Saturday, February 28, 2015
Playing in the pit
The orchestra pit. The surroundings are not glamorous. Behind me are pieces of sets leaned up against each other; some look like they may have been sections of a raised stage. Large wooden set pieces and flats fill other sections of this wing of the stage. And that's where we're nestled: stage right. Hanging high on the walls are remnants of other shows: I suppose the scene shop workers hope to recycle these at some point. Or perhaps they are simply reminders of beloved set pieces of favorite shows.
On the floor, a maze of electrical cords for all the microphones, music stand lights, amps, camera, and monitors clutter the passageways out of the tight rows of chairs and stands. Small scattered rugs have been scattered around in an attempt to protect the electrical connections.

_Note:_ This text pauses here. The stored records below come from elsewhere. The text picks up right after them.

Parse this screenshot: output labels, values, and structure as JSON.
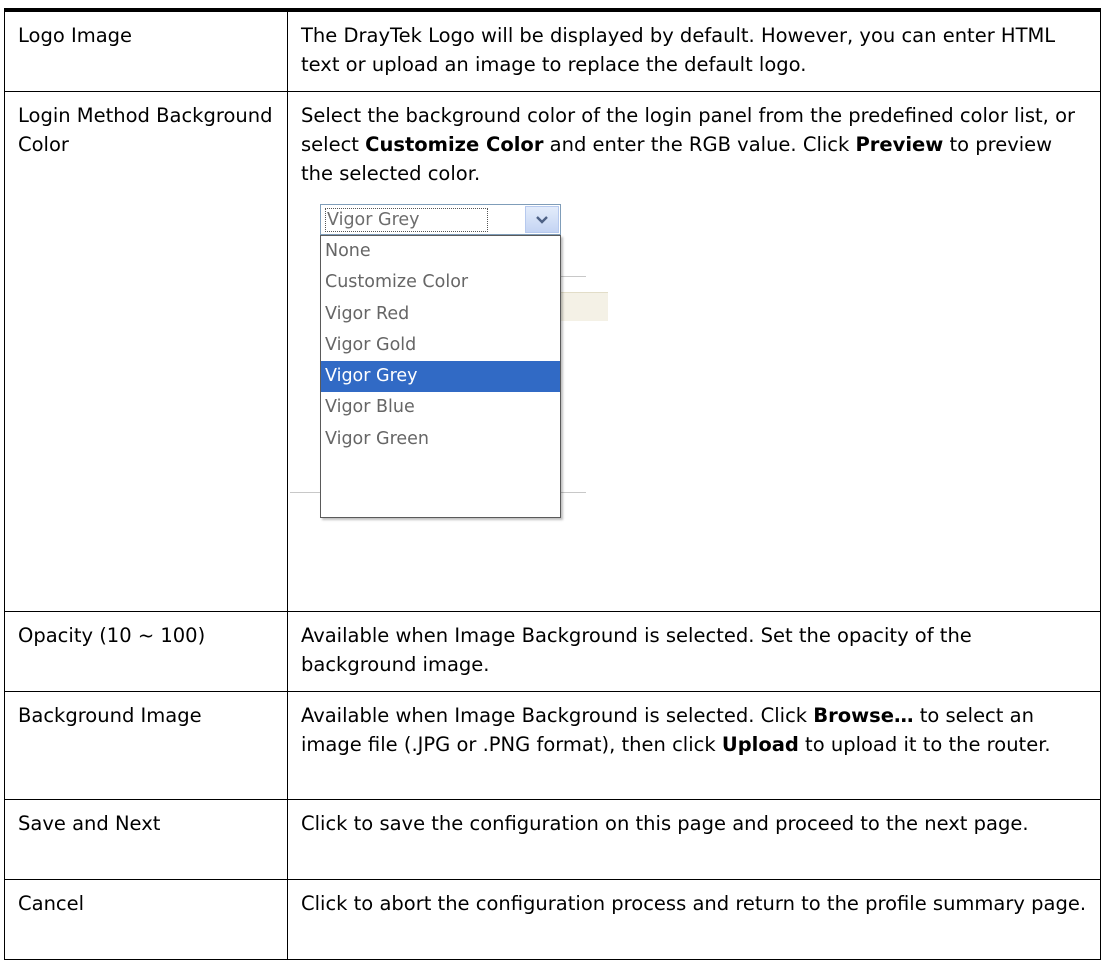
{
  "rows": [
    {
      "term": "Logo Image",
      "description": "The DrayTek Logo will be displayed by default. However, you can enter HTML text or upload an image to replace the default logo."
    },
    {
      "term": "Login Method Background Color",
      "desc_part1": "Select the background color of the login panel from the predefined color list, or select ",
      "desc_bold1": "Customize Color",
      "desc_part2": " and enter the RGB value. Click ",
      "desc_bold2": "Preview",
      "desc_part3": " to preview the selected color."
    },
    {
      "term": "Opacity (10 ~ 100)",
      "description": "Available when Image Background is selected. Set the opacity of the background image."
    },
    {
      "term": "Background Image",
      "desc_part1": "Available when Image Background is selected. Click ",
      "desc_bold1": "Browse…",
      "desc_part2": " to select an image file (.JPG or .PNG format), then click ",
      "desc_bold2": "Upload",
      "desc_part3": " to upload it to the router."
    },
    {
      "term": "Save and Next",
      "description": "Click to save the configuration on this page and proceed to the next page."
    },
    {
      "term": "Cancel",
      "description": "Click to abort the configuration process and return to the profile summary page."
    }
  ],
  "color_dropdown": {
    "selected_value": "Vigor Grey",
    "options": [
      "None",
      "Customize Color",
      "Vigor Red",
      "Vigor Gold",
      "Vigor Grey",
      "Vigor Blue",
      "Vigor Green"
    ],
    "highlight_color": "#316ac5",
    "arrow_icon": "chevron-down-icon"
  }
}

During rehearsals and productions I've been watching the show on a 13" monitor about 15 feet away. The image is by no means HD, and I'm wearing my "piano" glasses, so the distant image looks even fuzzier, but still allows me to follow the action on stage.

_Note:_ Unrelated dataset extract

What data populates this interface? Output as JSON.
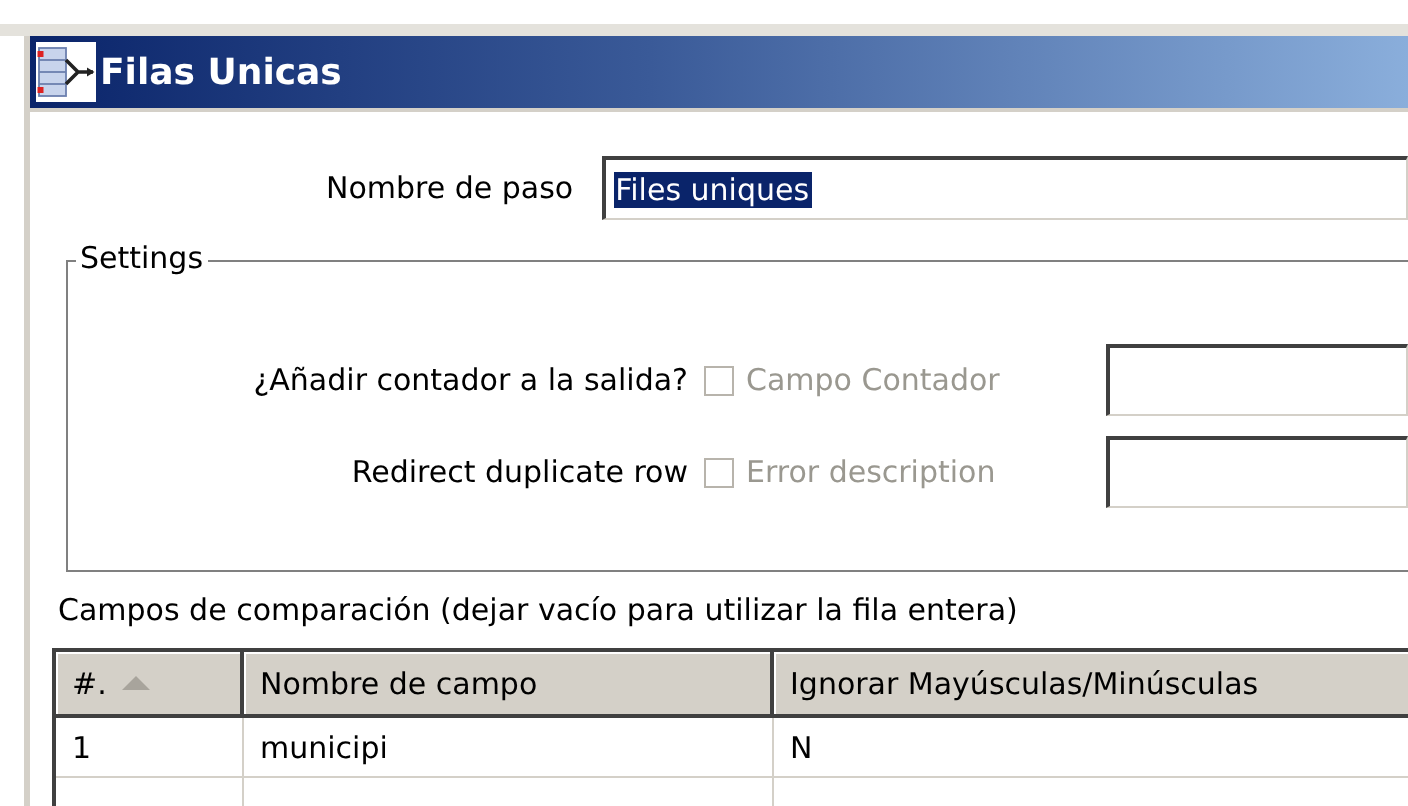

But none of those things are the important pieces of being here in the "pit." In fact, the surroundings fade away when my attention is focused on the opening "Overture." The director Adam and the talented musicians make it all happen. Rogers & Hammersteins' music has some great moments, and I love hearing Laura's rich clarinet phrases, Amy's articulated flute runs, Kelly's trumpeted fanfares, Marissa's harp, and Amanda's haunting bassoon passages. And there are other moments of fabulous full orchestra crescendos that sound wonderful. It's filling the air with music, bringing the story of "The King and I" to life, that is addictive.